From the “glass is half-full” perspective, the discrepancy might indicate that psychiatrists finally have bought into the message put forth 20 years ago when the American Psychiatric Association first published its clinical practice guidelines for treating nicotine dependence.3 Because the figures I cited from NAMCS reflect data from 2006 to 2010, it is possible that in the last 5 years more psychiatrists have started to help their patients quit smoking. Such an hypothesis is further supported by the increasing number of research papers on smoking cessation in individuals with mental illness published over the past 8 years—a period that coincides with the release of the second edition of the Treating tobacco use and dependence clinical practice guideline from the U.S. Agency for Healthcare Research and Quality, which highlighted the need for more research in this population of smokers.4

Regardless of the reason, the fact that my informal surveys indicate a likely uptick in activity among psychiatrists to help their patients quit smoking is welcome news. With nearly 1 out of 2 cigarettes sold in the United States being smoked by individuals with psychiatric and substance use disorders,5 psychiatrists and other mental health professionals play a vital role in addressing this epidemic. That our patients smoke at rates 2- to 4-times that of the general population and die decades earlier than their non-smoking, non-mentally ill counterparts6 are compelling reasons urging us to end our complacency and help our patients quit smoking.

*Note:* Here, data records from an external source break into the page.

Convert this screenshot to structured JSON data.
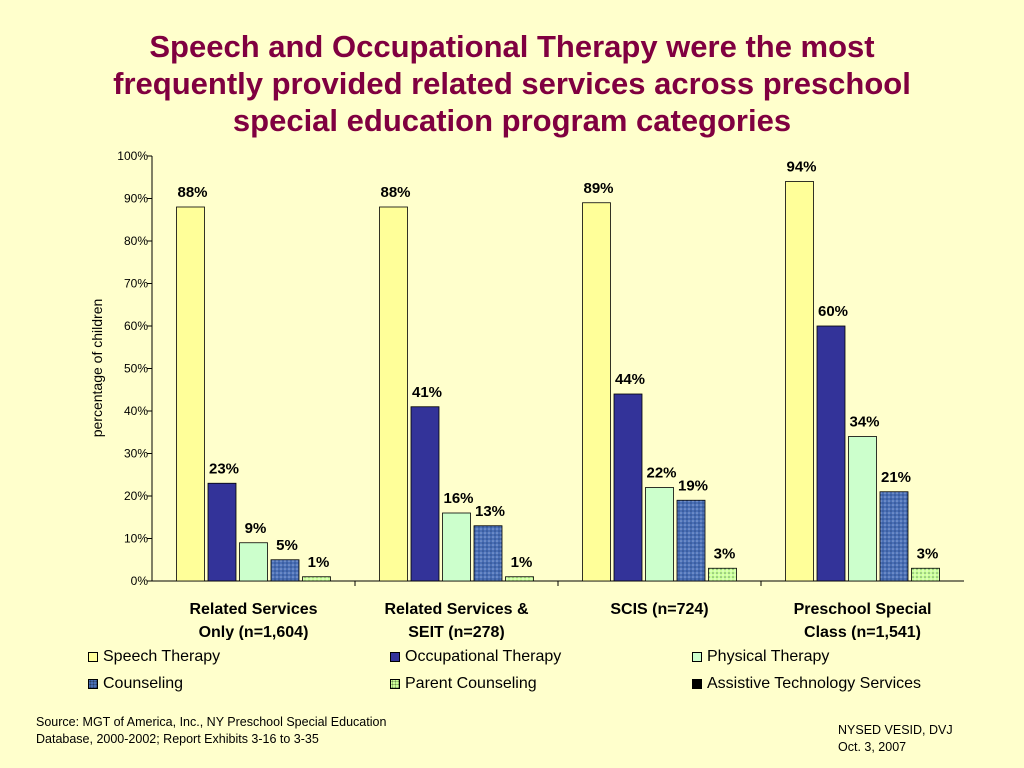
{
  "title_lines": [
    "Speech and Occupational Therapy were the most",
    "frequently provided related services across preschool",
    "special education program categories"
  ],
  "source_lines": [
    "Source: MGT of America, Inc., NY Preschool Special Education",
    "Database, 2000-2002; Report Exhibits 3-16 to 3-35"
  ],
  "footer_lines": [
    "NYSED VESID, DVJ",
    "Oct. 3, 2007"
  ],
  "chart_data": {
    "type": "bar",
    "title": "Speech and Occupational Therapy were the most frequently provided related services across preschool special education program categories",
    "ylabel": "percentage of children",
    "xlabel": "",
    "ylim": [
      0,
      100
    ],
    "yticks": [
      "0%",
      "10%",
      "20%",
      "30%",
      "40%",
      "50%",
      "60%",
      "70%",
      "80%",
      "90%",
      "100%"
    ],
    "categories": [
      [
        "Related Services",
        "Only (n=1,604)"
      ],
      [
        "Related Services &",
        "SEIT (n=278)"
      ],
      [
        "SCIS (n=724)"
      ],
      [
        "Preschool Special",
        "Class (n=1,541)"
      ]
    ],
    "legend_position": "bottom",
    "series": [
      {
        "name": "Speech Therapy",
        "color": "#ffff99",
        "pattern": "solid",
        "values": [
          88,
          88,
          89,
          94
        ],
        "labels": [
          "88%",
          "88%",
          "89%",
          "94%"
        ]
      },
      {
        "name": "Occupational Therapy",
        "color": "#333399",
        "pattern": "solid",
        "values": [
          23,
          41,
          44,
          60
        ],
        "labels": [
          "23%",
          "41%",
          "44%",
          "60%"
        ]
      },
      {
        "name": "Physical Therapy",
        "color": "#ccffcc",
        "pattern": "solid",
        "values": [
          9,
          16,
          22,
          34
        ],
        "labels": [
          "9%",
          "16%",
          "22%",
          "34%"
        ]
      },
      {
        "name": "Counseling",
        "color": "#4a6fb5",
        "pattern": "dotted",
        "values": [
          5,
          13,
          19,
          21
        ],
        "labels": [
          "5%",
          "13%",
          "19%",
          "21%"
        ]
      },
      {
        "name": "Parent Counseling",
        "color": "#ccff99",
        "pattern": "dotted",
        "values": [
          1,
          1,
          3,
          3
        ],
        "labels": [
          "1%",
          "1%",
          "3%",
          "3%"
        ]
      },
      {
        "name": "Assistive Technology Services",
        "color": "#000000",
        "pattern": "solid",
        "values": [
          0,
          0,
          0,
          0
        ],
        "labels": []
      }
    ]
  }
}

EAGLES trial results help debunk the latest myth about smoking cessation

In an article that I wrote for Current Psychiatry 11 years ago,7 I attempted to debunk 3 myths that might have influenced some psychiatrists’ approach and motivation to intervene in tobacco dependence. Since that article appeared, a fourth myth has been promulgated—that the non-nicotine smoking cessation medications, bupropion and varenicline, are unsafe to use in patients with stable psychiatric disorders and cause serious neuropsychiatric adverse events (AEs) including suicide. Indeed, that is one implication of the “black-box” warning both of these medications received in July 2009, which caution that, “the risks of Zyban®/Chantix® should be weighed against the benefits of [their] use.”8,9 For an illness that causes 480,000 deaths each year in the United States,10 and nearly 6 million across the globe,11 tobacco treatment specialists find themselves in a quandary when 2 of the only 3 approved medications available—nicotine replacement therapy being the third—carry such a stern warning.

In addition to applying the “black-box” warning, the FDA issued a post-marketing requirement to the manufacturers of bupropion and varenicline to conduct a large randomized controlled trial—Evaluating Adverse Events in a Global Smoking Cessation Study (EAGLES)—the top-line results of which were published in The Lancet this spring.12

Study design of the EAGLES trial
EAGLES is the largest, placebo-controlled trial of first-line smoking cessation medications conducted to date with more than 8,000 participants randomly assigned to 1 of 2 cohorts: those with histories of or current DSM-IV-TR13 disorders (n = 4,166), including primary mood (71%), anxiety (19%), psychotic (9%), and borderline personality (<1%) disorders, and 4,028 smokers without a psychiatric disorder (Table14-17).